De New York à Tokyo en passant par Paris et Rio, des dizaines de millions de cinéphiles se sont précipités dans les salles pour voir le film-événement de James Cameron, Avatar. Mais très peu d’entre eux savent que certaines séquences ont été créées dans un loft du boulevard Saint-Laurent, à Montréal.

Le travail d’Ubisoft, qui a raflé le contrat de l’adaptation d’Avatar en jeu vidéo, a tellement séduit James Cameron qu’il a décidé d’intégrer à son film des véhicules et des armes qui figuraient dans le jeu. « Nos développeurs jubilaient à l’idée de voir leur travail sur grand écran », dit Yan­nis Mallat, PDG d’Ubisoft Montréal.

Une juste récompense pour les créateurs d’Ubisoft, qui ont presque été séquestrés dans un bunker aménagé spécialement pour la conception de James Cameron’s Avatar : The Game.

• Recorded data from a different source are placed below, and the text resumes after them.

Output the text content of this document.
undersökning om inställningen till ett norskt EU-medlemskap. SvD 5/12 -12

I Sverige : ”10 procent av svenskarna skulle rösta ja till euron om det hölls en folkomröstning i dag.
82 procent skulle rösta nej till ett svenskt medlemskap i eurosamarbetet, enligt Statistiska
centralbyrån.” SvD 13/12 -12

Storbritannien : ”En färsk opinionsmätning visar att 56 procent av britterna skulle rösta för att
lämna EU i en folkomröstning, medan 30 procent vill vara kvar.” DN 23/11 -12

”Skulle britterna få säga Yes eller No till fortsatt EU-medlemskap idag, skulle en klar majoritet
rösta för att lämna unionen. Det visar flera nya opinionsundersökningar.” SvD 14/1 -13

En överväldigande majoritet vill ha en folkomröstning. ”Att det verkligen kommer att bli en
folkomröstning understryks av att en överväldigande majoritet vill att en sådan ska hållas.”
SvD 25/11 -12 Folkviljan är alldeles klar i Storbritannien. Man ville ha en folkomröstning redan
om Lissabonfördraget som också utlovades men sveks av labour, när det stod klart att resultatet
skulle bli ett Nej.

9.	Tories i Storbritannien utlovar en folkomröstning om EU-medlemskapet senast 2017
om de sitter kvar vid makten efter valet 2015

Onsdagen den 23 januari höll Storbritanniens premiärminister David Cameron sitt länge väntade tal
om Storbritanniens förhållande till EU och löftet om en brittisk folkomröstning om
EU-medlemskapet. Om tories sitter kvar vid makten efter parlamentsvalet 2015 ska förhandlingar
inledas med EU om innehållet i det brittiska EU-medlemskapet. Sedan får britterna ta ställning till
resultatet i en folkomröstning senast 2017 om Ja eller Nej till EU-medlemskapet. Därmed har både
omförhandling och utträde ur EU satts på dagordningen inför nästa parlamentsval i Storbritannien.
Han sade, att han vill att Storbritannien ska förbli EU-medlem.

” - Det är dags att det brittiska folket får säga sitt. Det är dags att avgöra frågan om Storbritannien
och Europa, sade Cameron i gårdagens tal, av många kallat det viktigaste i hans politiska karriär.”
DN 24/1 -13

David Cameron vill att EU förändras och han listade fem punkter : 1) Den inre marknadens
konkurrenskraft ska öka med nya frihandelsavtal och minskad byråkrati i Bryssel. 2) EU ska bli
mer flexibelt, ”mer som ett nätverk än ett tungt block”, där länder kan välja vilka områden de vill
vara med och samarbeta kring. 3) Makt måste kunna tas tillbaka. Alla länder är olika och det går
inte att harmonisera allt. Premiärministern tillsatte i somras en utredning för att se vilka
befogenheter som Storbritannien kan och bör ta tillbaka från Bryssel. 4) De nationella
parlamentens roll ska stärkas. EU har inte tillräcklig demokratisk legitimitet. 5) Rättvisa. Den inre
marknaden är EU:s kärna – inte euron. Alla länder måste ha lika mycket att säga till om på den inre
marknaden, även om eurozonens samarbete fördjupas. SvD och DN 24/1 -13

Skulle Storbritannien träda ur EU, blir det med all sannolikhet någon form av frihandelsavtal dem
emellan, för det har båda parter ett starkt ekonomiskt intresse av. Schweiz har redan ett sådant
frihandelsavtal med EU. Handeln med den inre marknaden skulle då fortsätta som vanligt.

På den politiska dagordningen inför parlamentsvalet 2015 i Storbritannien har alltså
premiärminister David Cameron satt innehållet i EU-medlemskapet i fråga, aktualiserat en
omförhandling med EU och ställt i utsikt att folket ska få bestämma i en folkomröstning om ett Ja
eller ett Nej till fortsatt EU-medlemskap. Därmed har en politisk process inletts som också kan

Caméra de surveillance dans les couloirs, contrôle d’accès et clause de confidentialité draconienne : le secret entourant le jeu n’avait rien à envier à celui du film.

Mais tout cela a valu la peine. Car la société d’origine française ne s’en cache pas : le mariage entre jeu vidéo et cinéma est au cœur de sa stratégie d’avenir. Et c’est à Montréal que se trouve le cœur de cette révolution en voie de bouleverser l’industrie des jeux.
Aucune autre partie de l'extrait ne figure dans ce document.